Nuno Álvares Pereira tinha um Plano B, o que pode ser visto na flexibilidade demonstrada pelos portugueses quando os castelhanos tentaram contornar a posição inicial, movendo-se para o Chão da Feira (a Sul da posição portuguesa). O Condestável e o Rei rapidamente ajustaram as suas posições, rodando o exército 180º para manter uma linha de frente forte contra os castelhanos. Essa capacidade de adaptação rápida demonstra que os líderes portugueses estavam preparados para esta eventualidade.
Lição de liderança: Ter sempre um plano B (mesmo quando o Plano C é a morte). No mundo atual, onde as circunstâncias mudam rapidamente, a capacidade de adaptar e ajustar os planos conforme as novas realidades surgem é essencial para a liderança eficaz.
A formação em quadrado defensivo (vanguarda forte, duas alas avançadas, mas que podem retroceder facilmente, retaguarda poderosa e pronta a intervir) utilizada pelas forças portuguesas não era uma invenção nova, mas sim uma adaptação de táticas defensivas que já existiam, como as usadas por exércitos medievais (por exemplo, na Guerra dos Cem Anos) e até mesmo na antiguidade. A inovação aqui foi a forma como essa tática foi melhorada e aplicada ao contexto específico da batalha, levando em conta o terreno, o tamanho das forças, e a composição do exército inimigo.
Lição de liderança: Capitalizar nas melhores práticas. Os líderes contemporâneos devem ser capazes de identificar e adaptar as melhores práticas já existentes às necessidades e contextos específicos da sua organização ou situação, aprimorando-as para alcançar melhores resultados.
As tropas portuguesas, embora menores em número, demonstraram uma excelente coordenação entre as diferentes unidades, como a cavalaria, infantaria e arqueiros/besteiros. A disciplina na manutenção das formações defensivas e a eficácia na resposta aos ataques castelhanos foram decisivas. A capacidade de manter a formação e resistir ao impacto inicial da cavalaria inimiga foi um exemplo claro de superior execução.
Lição de liderança: Ser eficiente na coordenação e delegação. No contexto moderno, a capacidade de coordenar e delegar eficientemente as tarefas entre diferentes equipas é fundamental para garantir que todos trabalham em harmonia, maximizando a eficácia da organização.
A execução do plano também dependia da liderança de D. João I e Nuno Álvares Pereira, que souberam manter o moral elevado entre as suas tropas. A sua presença na linha de frente e a forma como conduziram o combate foram fundamentais para manter a coesão e a eficácia das forças portuguesas.

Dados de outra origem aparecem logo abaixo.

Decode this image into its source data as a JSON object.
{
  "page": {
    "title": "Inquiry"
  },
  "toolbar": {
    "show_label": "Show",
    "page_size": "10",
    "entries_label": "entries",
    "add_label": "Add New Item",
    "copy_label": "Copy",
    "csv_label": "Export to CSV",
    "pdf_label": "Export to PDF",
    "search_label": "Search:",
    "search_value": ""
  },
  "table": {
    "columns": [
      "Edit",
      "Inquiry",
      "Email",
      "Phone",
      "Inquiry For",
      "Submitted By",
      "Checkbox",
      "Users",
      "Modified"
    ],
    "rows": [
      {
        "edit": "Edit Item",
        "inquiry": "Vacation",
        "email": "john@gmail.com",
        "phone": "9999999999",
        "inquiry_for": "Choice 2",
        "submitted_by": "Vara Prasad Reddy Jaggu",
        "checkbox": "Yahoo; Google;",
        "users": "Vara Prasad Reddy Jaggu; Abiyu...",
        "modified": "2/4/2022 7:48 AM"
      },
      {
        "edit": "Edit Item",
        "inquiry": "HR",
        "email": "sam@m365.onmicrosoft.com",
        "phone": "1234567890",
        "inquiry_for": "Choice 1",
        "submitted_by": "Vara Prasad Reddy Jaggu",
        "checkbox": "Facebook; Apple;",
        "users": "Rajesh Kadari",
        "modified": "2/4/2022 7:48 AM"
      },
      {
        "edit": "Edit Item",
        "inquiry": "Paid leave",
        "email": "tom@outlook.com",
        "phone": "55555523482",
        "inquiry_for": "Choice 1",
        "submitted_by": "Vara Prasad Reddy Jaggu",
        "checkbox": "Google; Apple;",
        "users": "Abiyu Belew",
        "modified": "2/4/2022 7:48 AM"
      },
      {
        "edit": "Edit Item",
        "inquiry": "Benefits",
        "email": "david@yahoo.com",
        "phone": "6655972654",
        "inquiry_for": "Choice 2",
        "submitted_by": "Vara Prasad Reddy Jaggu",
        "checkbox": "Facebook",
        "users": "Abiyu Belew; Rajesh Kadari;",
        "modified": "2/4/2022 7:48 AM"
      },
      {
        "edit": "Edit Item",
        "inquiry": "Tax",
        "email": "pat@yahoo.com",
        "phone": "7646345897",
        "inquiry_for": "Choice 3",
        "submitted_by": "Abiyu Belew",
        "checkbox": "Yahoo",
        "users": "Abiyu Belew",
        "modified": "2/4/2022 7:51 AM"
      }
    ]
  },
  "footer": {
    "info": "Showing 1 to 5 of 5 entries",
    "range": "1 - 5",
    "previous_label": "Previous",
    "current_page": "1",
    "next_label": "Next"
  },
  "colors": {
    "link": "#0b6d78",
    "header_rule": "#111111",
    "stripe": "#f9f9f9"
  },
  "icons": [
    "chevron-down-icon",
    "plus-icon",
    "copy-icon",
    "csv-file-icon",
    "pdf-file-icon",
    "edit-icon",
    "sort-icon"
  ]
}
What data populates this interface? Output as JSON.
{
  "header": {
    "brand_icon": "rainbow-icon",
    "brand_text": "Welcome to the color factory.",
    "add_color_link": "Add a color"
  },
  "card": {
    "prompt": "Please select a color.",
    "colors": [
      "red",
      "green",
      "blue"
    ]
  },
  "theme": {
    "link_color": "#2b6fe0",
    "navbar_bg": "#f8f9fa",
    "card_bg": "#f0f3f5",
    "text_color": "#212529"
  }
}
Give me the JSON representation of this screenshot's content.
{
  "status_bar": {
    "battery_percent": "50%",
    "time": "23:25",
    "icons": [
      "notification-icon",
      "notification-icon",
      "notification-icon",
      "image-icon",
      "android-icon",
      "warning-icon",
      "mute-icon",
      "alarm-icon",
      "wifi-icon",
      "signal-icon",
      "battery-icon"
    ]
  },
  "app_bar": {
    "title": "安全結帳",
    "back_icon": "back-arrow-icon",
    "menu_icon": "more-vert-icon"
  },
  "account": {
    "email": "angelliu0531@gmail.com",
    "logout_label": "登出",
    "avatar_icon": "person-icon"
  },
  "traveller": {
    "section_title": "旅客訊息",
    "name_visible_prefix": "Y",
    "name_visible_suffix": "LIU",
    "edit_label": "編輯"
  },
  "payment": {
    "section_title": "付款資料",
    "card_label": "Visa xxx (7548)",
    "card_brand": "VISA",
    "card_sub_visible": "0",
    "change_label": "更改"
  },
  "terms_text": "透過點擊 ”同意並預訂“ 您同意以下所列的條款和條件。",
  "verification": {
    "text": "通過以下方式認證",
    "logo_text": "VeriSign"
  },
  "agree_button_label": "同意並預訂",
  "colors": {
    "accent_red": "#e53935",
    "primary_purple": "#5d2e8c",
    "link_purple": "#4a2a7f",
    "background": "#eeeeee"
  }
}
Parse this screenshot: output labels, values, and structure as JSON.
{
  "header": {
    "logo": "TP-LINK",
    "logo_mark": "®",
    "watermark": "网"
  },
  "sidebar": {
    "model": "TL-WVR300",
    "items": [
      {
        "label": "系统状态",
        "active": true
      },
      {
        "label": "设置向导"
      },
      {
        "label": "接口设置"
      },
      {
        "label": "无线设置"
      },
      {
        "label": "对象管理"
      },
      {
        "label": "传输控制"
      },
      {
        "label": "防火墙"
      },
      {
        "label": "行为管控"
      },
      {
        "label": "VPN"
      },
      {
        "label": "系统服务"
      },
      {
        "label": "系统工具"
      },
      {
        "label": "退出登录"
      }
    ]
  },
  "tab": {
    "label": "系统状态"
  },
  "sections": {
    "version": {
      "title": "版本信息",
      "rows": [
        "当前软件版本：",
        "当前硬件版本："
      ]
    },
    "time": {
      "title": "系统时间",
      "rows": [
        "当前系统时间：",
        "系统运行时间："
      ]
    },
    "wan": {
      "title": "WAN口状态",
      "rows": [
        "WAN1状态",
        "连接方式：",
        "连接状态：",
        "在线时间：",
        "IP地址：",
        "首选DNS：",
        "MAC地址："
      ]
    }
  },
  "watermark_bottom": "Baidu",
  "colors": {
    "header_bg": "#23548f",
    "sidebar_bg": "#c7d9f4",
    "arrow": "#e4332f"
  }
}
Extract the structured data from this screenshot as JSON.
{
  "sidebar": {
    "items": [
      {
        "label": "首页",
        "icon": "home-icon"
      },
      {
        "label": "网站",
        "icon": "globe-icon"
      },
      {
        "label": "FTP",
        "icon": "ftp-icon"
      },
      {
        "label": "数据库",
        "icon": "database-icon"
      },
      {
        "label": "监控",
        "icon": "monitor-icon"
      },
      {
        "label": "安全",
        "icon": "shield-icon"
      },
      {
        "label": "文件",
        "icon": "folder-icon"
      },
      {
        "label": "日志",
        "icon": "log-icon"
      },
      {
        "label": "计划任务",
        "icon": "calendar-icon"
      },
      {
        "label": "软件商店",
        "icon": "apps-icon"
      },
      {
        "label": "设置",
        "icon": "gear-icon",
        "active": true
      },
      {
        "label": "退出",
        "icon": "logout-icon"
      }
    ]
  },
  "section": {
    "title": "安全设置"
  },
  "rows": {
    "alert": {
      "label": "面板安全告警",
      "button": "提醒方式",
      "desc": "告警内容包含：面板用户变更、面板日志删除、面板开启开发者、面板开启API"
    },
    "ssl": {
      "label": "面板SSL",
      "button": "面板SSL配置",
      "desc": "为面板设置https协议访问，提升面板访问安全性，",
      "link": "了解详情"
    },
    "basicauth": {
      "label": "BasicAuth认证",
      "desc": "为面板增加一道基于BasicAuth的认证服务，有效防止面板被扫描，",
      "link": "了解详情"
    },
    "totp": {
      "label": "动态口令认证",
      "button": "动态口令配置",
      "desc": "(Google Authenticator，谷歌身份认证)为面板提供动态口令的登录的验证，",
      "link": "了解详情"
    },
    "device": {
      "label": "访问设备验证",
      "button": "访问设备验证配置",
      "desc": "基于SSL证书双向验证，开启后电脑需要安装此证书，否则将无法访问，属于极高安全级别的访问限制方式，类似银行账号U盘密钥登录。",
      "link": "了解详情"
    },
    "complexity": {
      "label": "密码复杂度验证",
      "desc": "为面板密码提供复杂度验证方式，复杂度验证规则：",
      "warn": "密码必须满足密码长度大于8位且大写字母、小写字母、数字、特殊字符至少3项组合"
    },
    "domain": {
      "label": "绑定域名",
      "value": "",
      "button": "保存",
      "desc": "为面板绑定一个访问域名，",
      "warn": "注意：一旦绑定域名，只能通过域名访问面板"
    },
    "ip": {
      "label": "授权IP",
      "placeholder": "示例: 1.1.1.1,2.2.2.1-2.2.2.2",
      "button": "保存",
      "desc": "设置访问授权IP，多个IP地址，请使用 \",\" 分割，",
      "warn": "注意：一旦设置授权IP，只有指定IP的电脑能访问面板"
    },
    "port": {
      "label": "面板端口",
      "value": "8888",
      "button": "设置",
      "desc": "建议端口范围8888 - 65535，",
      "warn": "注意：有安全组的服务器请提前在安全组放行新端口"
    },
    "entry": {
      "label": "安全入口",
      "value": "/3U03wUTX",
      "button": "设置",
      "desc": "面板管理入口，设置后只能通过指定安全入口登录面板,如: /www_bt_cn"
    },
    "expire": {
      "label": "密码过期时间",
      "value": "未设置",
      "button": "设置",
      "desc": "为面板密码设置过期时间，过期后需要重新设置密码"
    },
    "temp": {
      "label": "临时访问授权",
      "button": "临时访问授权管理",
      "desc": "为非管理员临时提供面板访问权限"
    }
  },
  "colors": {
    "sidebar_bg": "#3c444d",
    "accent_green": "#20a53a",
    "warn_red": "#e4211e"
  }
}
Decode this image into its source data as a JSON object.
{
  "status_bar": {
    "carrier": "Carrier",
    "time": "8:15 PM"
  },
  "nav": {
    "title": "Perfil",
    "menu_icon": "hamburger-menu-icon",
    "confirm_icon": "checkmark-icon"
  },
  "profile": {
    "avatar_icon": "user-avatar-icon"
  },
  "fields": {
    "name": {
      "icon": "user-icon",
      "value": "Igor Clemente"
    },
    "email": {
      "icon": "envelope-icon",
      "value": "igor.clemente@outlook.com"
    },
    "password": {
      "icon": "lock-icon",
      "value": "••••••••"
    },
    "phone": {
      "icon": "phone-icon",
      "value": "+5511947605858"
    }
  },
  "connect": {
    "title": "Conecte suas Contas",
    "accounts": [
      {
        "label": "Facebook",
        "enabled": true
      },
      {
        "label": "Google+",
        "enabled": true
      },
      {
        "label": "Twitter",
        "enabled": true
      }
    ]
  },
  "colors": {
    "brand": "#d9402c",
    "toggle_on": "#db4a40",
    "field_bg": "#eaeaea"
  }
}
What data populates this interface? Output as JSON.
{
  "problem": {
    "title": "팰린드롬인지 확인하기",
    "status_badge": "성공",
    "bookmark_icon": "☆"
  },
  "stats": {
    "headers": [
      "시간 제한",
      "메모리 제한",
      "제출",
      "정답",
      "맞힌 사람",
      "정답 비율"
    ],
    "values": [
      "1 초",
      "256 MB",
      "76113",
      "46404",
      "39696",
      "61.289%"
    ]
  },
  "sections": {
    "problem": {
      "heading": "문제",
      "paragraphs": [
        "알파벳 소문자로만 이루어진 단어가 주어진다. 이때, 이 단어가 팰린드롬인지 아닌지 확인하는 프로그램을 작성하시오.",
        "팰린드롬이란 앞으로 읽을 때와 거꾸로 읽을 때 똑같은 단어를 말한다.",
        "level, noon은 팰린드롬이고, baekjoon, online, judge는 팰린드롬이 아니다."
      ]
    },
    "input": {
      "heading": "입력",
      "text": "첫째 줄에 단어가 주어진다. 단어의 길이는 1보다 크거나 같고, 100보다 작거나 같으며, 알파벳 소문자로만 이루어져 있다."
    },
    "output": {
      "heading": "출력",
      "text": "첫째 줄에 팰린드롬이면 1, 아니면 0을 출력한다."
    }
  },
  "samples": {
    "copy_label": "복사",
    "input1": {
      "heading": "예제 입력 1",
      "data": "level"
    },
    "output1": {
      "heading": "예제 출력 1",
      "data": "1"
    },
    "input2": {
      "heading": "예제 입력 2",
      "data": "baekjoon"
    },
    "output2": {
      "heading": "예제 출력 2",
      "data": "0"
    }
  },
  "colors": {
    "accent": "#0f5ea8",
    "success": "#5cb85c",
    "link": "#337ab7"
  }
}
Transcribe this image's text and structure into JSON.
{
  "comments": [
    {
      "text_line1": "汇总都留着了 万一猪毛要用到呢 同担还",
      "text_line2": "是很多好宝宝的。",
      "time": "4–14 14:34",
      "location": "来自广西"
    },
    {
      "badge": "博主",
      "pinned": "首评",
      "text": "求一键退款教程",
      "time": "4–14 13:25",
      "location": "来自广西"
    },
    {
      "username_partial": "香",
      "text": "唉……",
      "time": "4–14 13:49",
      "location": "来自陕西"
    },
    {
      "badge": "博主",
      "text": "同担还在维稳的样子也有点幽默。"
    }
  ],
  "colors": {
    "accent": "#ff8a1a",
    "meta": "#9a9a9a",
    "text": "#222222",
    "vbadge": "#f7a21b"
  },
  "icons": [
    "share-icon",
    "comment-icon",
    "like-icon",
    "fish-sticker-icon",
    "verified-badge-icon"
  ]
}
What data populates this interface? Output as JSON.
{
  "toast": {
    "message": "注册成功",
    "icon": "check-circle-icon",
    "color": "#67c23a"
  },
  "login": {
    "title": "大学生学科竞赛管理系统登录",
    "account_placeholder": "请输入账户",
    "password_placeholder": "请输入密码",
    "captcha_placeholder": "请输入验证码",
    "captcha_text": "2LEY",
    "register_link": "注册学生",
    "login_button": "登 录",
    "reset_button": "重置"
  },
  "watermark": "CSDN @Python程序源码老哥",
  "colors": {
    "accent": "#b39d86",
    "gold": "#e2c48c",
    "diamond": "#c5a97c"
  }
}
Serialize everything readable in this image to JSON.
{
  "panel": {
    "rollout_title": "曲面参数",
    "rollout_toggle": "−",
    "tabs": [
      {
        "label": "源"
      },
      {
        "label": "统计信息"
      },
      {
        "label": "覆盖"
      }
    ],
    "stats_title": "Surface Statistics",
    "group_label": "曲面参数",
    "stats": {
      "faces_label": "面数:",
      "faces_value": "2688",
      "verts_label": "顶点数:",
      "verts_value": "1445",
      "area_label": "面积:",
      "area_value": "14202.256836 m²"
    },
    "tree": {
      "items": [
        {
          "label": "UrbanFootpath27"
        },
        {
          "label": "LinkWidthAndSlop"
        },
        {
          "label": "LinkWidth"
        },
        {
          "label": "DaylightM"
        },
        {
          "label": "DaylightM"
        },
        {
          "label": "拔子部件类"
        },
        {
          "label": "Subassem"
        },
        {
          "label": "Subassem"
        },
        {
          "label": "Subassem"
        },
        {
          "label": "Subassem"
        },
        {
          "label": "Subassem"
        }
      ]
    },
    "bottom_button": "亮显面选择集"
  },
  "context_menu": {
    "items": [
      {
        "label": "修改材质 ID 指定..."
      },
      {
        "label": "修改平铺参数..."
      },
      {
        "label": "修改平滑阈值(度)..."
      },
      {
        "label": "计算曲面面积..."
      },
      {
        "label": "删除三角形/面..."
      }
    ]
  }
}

Lição de liderança: “Lead from the front”. Nos dias de hoje, os líderes que se envolvem diretamente, demonstram coragem e tomam a iniciativa são mais capazes de inspirar e manter o moral elevado das suas equipes, promovendo coesão e eficácia.
Epílogo
O sucesso português em Aljubarrota não foi apenas resultado de bravura ou sorte, mas de um planeamento meticuloso e uma execução estratégica superior. As lições de Aljubarrota são aplicáveis não apenas em contextos militares, mas também em outras áreas como a gestão, a política e o empreendedorismo.